An analysis by CViSB scientists at Scripps Research of billions of distinct antibody-producing immune cells sampled from human volunteers indicates that the human antibody “repertoire” is far larger than was once thought.
The finding, reported online on January 21 in Nature, suggests that humans may be capable of producing as many as 10^18, or one quintillion, distinct antibodies. The study also provides the largest single collection of antibody gene sequences to date, and points to the future medical use of antibody sequence information from individuals and large populations.
“Antibody repertoire information could soon be used to diagnose autoimmune diseases and chronic infections, for example, or to design vaccines,” says study lead author Bryan Briney, PhD, an assistant professor in the Department of Immunology and Microbiology at Scripps Research and PI of the CViSB Technology Core.
The study’s senior author was Dennis Burton, PhD, co-chair of Scripps Research’s Department of Immunology and Microbiology, who is also part of CViSB.
Antibodies are Y-shaped proteins that can grip bacteria, viruses and other biological targets very specifically and with high affinity as part of an immune response. They are produced by immune cells called B cells, which reside in the blood, spleen, lymph nodes and other tissues. B cells can be grouped into distinct clones, each of which produces antibodies with a unique set of target-gripping structures.

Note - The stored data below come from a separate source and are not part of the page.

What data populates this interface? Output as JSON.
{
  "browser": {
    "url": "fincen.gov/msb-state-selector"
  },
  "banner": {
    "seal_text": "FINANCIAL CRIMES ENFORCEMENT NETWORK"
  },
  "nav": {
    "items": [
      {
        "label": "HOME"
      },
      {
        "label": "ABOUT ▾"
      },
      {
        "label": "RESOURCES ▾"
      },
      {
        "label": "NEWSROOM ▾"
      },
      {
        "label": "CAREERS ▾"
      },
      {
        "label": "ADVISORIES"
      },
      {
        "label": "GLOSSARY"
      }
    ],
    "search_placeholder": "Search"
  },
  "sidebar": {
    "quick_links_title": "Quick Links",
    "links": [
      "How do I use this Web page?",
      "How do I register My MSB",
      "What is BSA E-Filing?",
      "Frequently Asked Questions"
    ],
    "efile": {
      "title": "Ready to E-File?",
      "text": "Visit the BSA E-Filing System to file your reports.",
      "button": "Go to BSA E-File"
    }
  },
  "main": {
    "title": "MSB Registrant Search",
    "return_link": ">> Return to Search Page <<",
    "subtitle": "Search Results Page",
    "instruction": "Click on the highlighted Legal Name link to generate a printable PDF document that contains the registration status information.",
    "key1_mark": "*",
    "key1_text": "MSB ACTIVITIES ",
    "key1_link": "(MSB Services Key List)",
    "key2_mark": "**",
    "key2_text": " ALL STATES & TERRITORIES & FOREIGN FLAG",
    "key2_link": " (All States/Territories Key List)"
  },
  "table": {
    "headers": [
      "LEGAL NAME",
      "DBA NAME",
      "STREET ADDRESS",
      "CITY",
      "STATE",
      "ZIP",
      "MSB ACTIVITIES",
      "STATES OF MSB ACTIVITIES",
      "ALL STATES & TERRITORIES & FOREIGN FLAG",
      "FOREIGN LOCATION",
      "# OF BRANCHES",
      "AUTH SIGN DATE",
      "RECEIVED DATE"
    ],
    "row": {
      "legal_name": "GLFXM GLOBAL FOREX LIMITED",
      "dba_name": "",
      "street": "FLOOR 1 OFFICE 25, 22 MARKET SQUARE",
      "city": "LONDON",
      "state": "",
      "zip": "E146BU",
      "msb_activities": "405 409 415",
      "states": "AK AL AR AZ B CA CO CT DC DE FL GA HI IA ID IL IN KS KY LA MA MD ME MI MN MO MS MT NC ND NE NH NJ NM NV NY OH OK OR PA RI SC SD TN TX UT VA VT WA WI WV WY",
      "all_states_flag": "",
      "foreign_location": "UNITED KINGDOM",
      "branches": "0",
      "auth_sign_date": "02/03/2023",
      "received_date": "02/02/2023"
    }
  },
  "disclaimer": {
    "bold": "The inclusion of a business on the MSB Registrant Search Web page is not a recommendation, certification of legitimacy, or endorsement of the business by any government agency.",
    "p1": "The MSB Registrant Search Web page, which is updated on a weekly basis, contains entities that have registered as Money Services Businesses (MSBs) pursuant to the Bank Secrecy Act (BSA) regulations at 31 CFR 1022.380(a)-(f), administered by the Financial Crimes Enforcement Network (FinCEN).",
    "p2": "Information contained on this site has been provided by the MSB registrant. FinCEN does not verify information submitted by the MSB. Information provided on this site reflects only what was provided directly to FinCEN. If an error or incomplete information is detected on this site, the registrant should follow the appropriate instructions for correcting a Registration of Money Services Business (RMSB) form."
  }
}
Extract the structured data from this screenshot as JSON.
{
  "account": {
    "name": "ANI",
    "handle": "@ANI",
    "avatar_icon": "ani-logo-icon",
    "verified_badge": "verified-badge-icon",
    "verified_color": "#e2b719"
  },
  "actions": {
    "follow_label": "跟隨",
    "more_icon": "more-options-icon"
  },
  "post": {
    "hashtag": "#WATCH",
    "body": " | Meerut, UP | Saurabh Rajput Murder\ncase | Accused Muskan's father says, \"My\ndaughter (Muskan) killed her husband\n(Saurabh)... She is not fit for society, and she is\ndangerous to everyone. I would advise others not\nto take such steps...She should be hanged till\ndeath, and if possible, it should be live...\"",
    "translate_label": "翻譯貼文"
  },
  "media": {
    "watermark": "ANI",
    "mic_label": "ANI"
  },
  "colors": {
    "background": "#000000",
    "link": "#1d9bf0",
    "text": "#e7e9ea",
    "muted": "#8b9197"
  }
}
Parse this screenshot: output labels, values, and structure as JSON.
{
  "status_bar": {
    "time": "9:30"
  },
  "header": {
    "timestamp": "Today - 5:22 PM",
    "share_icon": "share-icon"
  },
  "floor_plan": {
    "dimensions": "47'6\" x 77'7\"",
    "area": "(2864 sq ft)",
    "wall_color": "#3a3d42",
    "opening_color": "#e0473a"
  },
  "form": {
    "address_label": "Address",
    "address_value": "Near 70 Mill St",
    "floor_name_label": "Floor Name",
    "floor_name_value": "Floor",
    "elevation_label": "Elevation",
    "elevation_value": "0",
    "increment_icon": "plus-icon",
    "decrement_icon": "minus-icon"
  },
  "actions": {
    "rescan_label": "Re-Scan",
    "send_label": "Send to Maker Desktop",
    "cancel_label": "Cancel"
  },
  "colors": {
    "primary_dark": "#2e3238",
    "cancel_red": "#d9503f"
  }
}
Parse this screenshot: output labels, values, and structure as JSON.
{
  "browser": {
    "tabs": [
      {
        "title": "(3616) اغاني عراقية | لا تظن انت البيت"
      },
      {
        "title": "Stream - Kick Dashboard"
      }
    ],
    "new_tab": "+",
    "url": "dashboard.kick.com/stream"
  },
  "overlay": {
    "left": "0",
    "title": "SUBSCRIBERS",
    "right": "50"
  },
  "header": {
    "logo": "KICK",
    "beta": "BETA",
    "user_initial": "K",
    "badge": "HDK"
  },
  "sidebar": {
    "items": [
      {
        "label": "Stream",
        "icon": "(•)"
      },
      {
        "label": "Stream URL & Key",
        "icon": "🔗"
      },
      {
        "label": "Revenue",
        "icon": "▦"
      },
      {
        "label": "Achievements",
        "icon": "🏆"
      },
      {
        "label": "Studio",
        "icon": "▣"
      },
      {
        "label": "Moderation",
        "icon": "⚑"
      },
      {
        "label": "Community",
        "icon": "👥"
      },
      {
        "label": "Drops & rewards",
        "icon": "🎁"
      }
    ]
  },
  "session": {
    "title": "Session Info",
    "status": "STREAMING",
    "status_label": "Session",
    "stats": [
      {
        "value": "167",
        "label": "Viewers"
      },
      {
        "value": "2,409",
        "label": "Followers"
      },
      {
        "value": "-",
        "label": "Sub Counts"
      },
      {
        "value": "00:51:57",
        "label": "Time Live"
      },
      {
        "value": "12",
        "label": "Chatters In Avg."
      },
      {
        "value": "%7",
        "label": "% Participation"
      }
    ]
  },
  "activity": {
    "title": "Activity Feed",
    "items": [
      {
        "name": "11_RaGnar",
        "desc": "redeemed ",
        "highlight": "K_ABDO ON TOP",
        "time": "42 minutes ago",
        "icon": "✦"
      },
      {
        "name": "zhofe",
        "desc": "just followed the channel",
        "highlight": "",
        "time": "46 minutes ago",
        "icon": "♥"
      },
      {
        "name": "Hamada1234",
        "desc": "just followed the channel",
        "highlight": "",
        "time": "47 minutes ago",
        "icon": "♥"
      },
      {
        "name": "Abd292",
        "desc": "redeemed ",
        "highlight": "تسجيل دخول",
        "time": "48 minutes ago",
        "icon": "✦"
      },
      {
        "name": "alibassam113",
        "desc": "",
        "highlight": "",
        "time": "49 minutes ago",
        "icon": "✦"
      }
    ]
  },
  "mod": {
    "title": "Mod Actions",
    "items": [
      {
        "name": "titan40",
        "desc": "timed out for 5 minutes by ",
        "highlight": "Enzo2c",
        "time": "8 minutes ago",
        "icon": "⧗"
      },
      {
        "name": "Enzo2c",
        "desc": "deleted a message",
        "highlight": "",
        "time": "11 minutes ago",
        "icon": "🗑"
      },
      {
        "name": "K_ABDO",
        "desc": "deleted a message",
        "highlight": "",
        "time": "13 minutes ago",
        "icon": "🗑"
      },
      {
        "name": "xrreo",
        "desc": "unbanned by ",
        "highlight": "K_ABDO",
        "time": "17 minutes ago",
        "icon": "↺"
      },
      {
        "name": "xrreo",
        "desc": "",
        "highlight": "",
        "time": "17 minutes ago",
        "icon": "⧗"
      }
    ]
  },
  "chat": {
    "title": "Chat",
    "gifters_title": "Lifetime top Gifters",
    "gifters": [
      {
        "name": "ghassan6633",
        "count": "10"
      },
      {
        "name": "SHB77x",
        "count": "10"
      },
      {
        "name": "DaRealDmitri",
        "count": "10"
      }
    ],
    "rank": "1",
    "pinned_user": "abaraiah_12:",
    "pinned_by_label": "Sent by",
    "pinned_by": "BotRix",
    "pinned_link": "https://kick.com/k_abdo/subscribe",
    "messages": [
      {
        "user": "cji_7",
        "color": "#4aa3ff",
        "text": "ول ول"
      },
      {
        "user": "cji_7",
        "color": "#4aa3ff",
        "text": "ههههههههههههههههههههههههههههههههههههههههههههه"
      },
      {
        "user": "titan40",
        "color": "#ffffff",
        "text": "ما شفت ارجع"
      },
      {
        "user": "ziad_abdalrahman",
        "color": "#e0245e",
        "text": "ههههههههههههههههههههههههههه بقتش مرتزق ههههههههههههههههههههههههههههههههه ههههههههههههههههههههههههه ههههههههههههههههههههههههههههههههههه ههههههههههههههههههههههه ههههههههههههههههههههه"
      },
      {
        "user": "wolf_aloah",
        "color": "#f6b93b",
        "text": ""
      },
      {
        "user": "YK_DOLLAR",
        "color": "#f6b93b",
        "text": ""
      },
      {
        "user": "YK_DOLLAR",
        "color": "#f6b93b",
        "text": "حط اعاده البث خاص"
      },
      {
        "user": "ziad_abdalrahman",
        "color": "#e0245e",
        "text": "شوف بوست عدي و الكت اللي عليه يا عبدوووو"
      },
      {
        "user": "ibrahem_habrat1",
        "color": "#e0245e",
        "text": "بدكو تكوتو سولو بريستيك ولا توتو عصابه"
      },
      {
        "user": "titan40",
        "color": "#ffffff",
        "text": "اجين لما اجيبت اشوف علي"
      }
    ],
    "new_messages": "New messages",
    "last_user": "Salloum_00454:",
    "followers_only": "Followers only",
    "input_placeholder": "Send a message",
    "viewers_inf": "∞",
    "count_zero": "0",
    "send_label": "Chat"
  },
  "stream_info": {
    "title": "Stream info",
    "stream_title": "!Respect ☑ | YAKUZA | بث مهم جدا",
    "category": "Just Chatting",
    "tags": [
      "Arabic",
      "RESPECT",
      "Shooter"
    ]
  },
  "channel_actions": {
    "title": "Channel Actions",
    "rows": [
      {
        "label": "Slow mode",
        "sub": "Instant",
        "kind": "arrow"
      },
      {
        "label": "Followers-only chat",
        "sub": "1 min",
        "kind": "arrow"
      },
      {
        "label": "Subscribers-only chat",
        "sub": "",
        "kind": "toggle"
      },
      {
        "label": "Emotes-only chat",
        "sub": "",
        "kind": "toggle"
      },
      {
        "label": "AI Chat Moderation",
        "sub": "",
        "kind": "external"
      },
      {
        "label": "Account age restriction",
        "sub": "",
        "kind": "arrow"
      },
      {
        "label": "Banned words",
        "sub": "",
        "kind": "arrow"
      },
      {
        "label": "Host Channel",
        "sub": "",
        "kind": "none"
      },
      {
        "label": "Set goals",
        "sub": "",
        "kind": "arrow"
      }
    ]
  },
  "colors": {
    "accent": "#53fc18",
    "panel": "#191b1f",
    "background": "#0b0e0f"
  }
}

In principle, having the details of the antibody repertoire in individuals and in different populations would enable important scientific insights, as well as a wide range of medical applications. In practice, though, the amount of data involved has been considered prohibitively large. The billions of distinct arrangements of antibody genes in the B cells of an individual contain vastly more information than is in that person’s entire genome.
Due to the difficulty of gathering and analyzing such enormous amounts of data, scientists until now have been able to make only rough, theoretical estimates of the total human antibody repertoire. “A trillion possible antibodies are a commonly cited figure,” Briney says.
The good news is that recent technological developments have sped up sequencing methods, making projects on this scale less daunting. “We in our lab have also been able to develop software tools for processing billions of antibody sequences into a dataset that we can use,” Briney says.
In the new study, he and his colleagues took blood samples from a group of 10 Californians between the ages of 18 and 30 that included men and women, Caucasians and African Americans. The researchers isolated the subjects’ B cells and sequenced the cells’ antibody genes. Focusing on the genes encoding the most variable, “heavy chain” segments of the antibodies’ target-gripping structures, the scientists assembled almost 3 billion distinct sequences.
Their analysis of these sequences showed that each subject’s antibody repertoire differed greatly, presumably due in part to their personal histories of infections and other immunological events. The analysis also suggested that, based on the repertoire diversity seen among these 10 people, the total human antibody repertoire could easily comprise as many as one quintillion – a million trillion – unique antibodies.
At the same time, the analysis showed there are some types of antibodies that most people tend to have. “This is very exciting—knowing these common features of the antibody repertoire should be very useful, for example, in designing vaccines,” Briney says.
He and his team plan to follow up with further antibody-sequencing studies in larger groups of people from around the world. They also plan studies of antibody repertoires as potential tools for diagnosing diseases, revealing infection histories, and potentially informing other clinical applications.
“Getting clinically relevant insights from this kind of information would be a big step forward, and we’re hoping soon to do that,” Briney says.
The authors of the study, “Commonality despite exceptional diversity in the baseline human antibody repertoire” were Bryan Briney, Anne Inderbitzin, Collin Joyce, and Dennis R. Burton, all of Scripps Research.
The research was made possible by grants from the National Institute of Allergy and Infectious Diseases (UM1AI100663, U19AI135995), the International AIDS Vaccine Initiative (IAVI) through the Neutralizing Antibody Consortium (SFP1849), and the Ragon Institute of MGH, MIT, and Harvard.